Exponential Sums with Additive Coefficients and its Consequences to Weighted Partitions

TL;DR

This paper studies the weighted partition function with strongly additive weights, deriving asymptotic formulas and analyzing exponential sums, thereby extending previous work to broader classes of functions including multiplicative functions.

Contribution

It establishes a new asymptotic formula for the weighted partition function with strongly additive weights, extending results to multiplicative functions and applying classical exponential sum estimates.

Findings

Derived an asymptotic formula for the weighted partition function

Extended analysis to multiplicative weight functions

Applied Montgomery-Vaughan estimate to exponential sums

Abstract

In this article, we consider the weighted partition function $p_f(n)$ given by the generating series $\sum_{n=1}^{\infty} p_f(n)z^n = \prod_{n\in\mathbb{N}^{*}}(1-z^n)^{-f(n)}$, where we restrict the class of weight functions to strongly additive functions.
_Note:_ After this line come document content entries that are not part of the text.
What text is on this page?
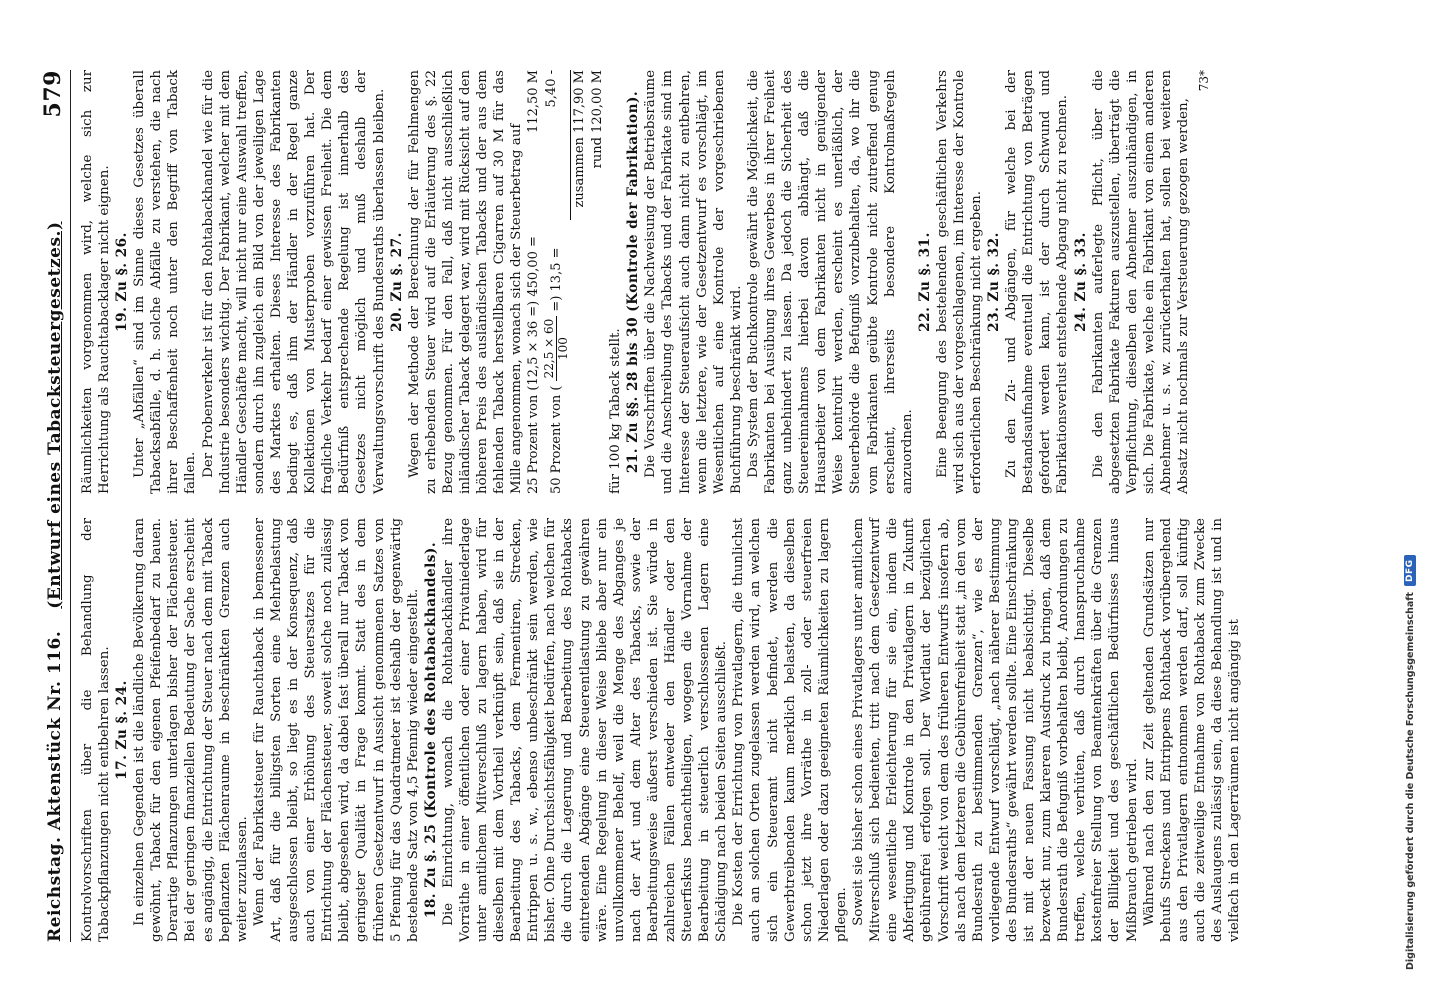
Reichstag. Aktenstück Nr. 116.
(Entwurf eines Tabacksteuergesetzes.)
579

Kontrolvorschriften über die Behandlung der Tabackpflanzungen nicht entbehren lassen. 17. Zu §. 24. In einzelnen Gegenden ist die ländliche Bevölkerung daran gewöhnt, Taback für den eigenen Pfeifenbedarf zu bauen. Derartige Pflanzungen unterlagen bisher der Flächensteuer. Bei der geringen finanziellen Bedeutung der Sache erscheint es angängig, die Entrichtung der Steuer nach dem mit Taback bepflanzten Flächenraume in beschränkten Grenzen auch weiter zuzulassen. Wenn der Fabrikatsteuer für Rauchtaback in bemessener Art, daß für die billigsten Sorten eine Mehrbelastung ausgeschlossen bleibt, so liegt es in der Konsequenz, daß auch von einer Erhöhung des Steuersatzes für die Entrichtung der Flächensteuer, soweit solche noch zulässig bleibt, abgesehen wird, da dabei fast überall nur Taback von geringster Qualität in Frage kommt. Statt des in dem früheren Gesetzentwurf in Aussicht genommenen Satzes von 5 Pfennig für das Quadratmeter ist deshalb der gegenwärtig bestehende Satz von 4,5 Pfennig wieder eingestellt. 18. Zu §. 25 (Kontrole des Rohtabackhandels). Die Einrichtung, wonach die Rohtabackhändler ihre Vorräthe in einer öffentlichen oder einer Privatniederlage unter amtlichem Mitverschluß zu lagern haben, wird für dieselben mit dem Vortheil verknüpft sein, daß sie in der Bearbeitung des Tabacks, dem Fermentiren, Strecken, Entrippen u. s. w., ebenso unbeschränkt sein werden, wie bisher. Ohne Durchsichtsfähigkeit bedürfen, nach welchen für die durch die Lagerung und Bearbeitung des Rohtabacks eintretenden Abgänge eine Steuerentlastung zu gewähren wäre. Eine Regelung in dieser Weise bliebe aber nur ein unvollkommener Behelf, weil die Menge des Abganges je nach der Art und dem Alter des Tabacks, sowie der Bearbeitungsweise äußerst verschieden ist. Sie würde in zahlreichen Fällen entweder den Händler oder den Steuerfiskus benachtheiligen, wogegen die Vornahme der Bearbeitung in steuerlich verschlossenen Lagern eine Schädigung nach beiden Seiten ausschließt. Die Kosten der Errichtung von Privatlagern, die thunlichst auch an solchen Orten zugelassen werden wird, an welchen sich ein Steueramt nicht befindet, werden die Gewerbtreibenden kaum merklich belasten, da dieselben schon jetzt ihre Vorräthe in zoll- oder steuerfreien Niederlagen oder dazu geeigneten Räumlichkeiten zu lagern pflegen. Soweit sie bisher schon eines Privatlagers unter amtlichem Mitverschluß sich bedienten, tritt nach dem Gesetzentwurf eine wesentliche Erleichterung für sie ein, indem die Abfertigung und Kontrole in den Privatlagern in Zukunft gebührenfrei erfolgen soll. Der Wortlaut der bezüglichen Vorschrift weicht von dem des früheren Entwurfs insofern ab, als nach dem letzteren die Gebührenfreiheit statt „in den vom Bundesrath zu bestimmenden Grenzen“, wie es der vorliegende Entwurf vorschlägt, „nach näherer Bestimmung des Bundesraths“ gewährt werden sollte. Eine Einschränkung ist mit der neuen Fassung nicht beabsichtigt. Dieselbe bezweckt nur, zum klareren Ausdruck zu bringen, daß dem Bundesrath die Befugniß vorbehalten bleibt, Anordnungen zu treffen, welche verhüten, daß durch Inanspruchnahme kostenfreier Stellung von Beamtenkräften über die Grenzen der Billigkeit und des geschäftlichen Bedürfnisses hinaus Mißbrauch getrieben wird. Während nach den zur Zeit geltenden Grundsätzen nur behufs Streckens und Entrippens Rohtaback vorübergehend aus den Privatlagern entnommen werden darf, soll künftig auch die zeitweilige Entnahme von Rohtaback zum Zwecke des Auslaugens zulässig sein, da diese Behandlung ist und in vielfach in den Lagerräumen nicht angängig ist

Räumlichkeiten vorgenommen wird, welche sich zur Herrichtung als Rauchtabacklager nicht eignen. 19. Zu §. 26. Unter „Abfällen“ sind im Sinne dieses Gesetzes überall Tabacksabfälle, d. h. solche Abfälle zu verstehen, die nach ihrer Beschaffenheit noch unter den Begriff von Taback fallen. Der Probenverkehr ist für den Rohtabackhandel wie für die Industrie besonders wichtig. Der Fabrikant, welcher mit dem Händler Geschäfte macht, will nicht nur eine Auswahl treffen, sondern durch ihn zugleich ein Bild von der jeweiligen Lage des Marktes erhalten. Dieses Interesse des Fabrikanten bedingt es, daß ihm der Händler in der Regel ganze Kollektionen von Musterproben vorzuführen hat. Der fragliche Verkehr bedarf einer gewissen Freiheit. Die dem Bedürfniß entsprechende Regelung ist innerhalb des Gesetzes nicht möglich und muß deshalb der Verwaltungsvorschrift des Bundesraths überlassen bleiben. 20. Zu §. 27. Wegen der Methode der Berechnung der für Fehlmengen zu erhebenden Steuer wird auf die Erläuterung des §. 22 Bezug genommen. Für den Fall, daß nicht ausschließlich inländischer Taback gelagert war, wird mit Rücksicht auf den höheren Preis des ausländischen Tabacks und der aus dem fehlenden Taback herstellbaren Cigarren auf 30 M für das Mille angenommen, wonach sich der Steuerbetrag auf 25 Prozent von (12,5 × 36 =) 450,00 =
112,50 M
50 Prozent von (
22,5 × 60 100
=) 13,5 =
5,40 -	zusammen 117,90 M rund 120,00 M

für 100 kg Taback stellt. 21. Zu §§. 28 bis 30 (Kontrole der Fabrikation). Die Vorschriften über die Nachweisung der Betriebsräume und die Anschreibung des Tabacks und der Fabrikate sind im Interesse der Steueraufsicht auch dann nicht zu entbehren, wenn die letztere, wie der Gesetzentwurf es vorschlägt, im Wesentlichen auf eine Kontrole der vorgeschriebenen Buchführung beschränkt wird. Das System der Buchkontrole gewährt die Möglichkeit, die Fabrikanten bei Ausübung ihres Gewerbes in ihrer Freiheit ganz unbehindert zu lassen. Da jedoch die Sicherheit des Steuereinnahmens hierbei davon abhängt, daß die Hausarbeiter von dem Fabrikanten nicht in genügender Weise kontrolirt werden, erscheint es unerläßlich, der Steuerbehörde die Befugniß vorzubehalten, da, wo ihr die vom Fabrikanten geübte Kontrole nicht zutreffend genug erscheint, ihrerseits besondere Kontrolmaßregeln anzuordnen.

22. Zu §. 31. Eine Beengung des bestehenden geschäftlichen Verkehrs wird sich aus der vorgeschlagenen, im Interesse der Kontrole erforderlichen Beschränkung nicht ergeben. 23. Zu §. 32. Zu den Zu- und Abgängen, für welche bei der Bestandsaufnahme eventuell die Entrichtung von Beträgen gefordert werden kann, ist der durch Schwund und Fabrikationsverlust entstehende Abgang nicht zu rechnen. 24. Zu §. 33. Die den Fabrikanten auferlegte Pflicht, über die abgesetzten Fabrikate Fakturen auszustellen, überträgt die Verpflichtung, dieselben den Abnehmer auszuhändigen, in sich. Die Fabrikate, welche ein Fabrikant von einem anderen Abnehmer u. s. w. zurückerhalten hat, sollen bei weiteren Absatz nicht nochmals zur Versteuerung gezogen werden,

73*
Digitalisierung gefördert durch die Deutsche Forschungsgemeinschaft
DFG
Originally proposed in a paper by Yang, this problem was further examined by Debruyne and Tenenbaum for weight functions taking positive integer values. We establish an asymptotic formula for this generating series in a broader context, which notably can be used for the class of multiplicative functions. Moreover, we employ a classical result by Montgomery-Vaughan to estimate exponential sums with additive coefficients, supported on minor arcs.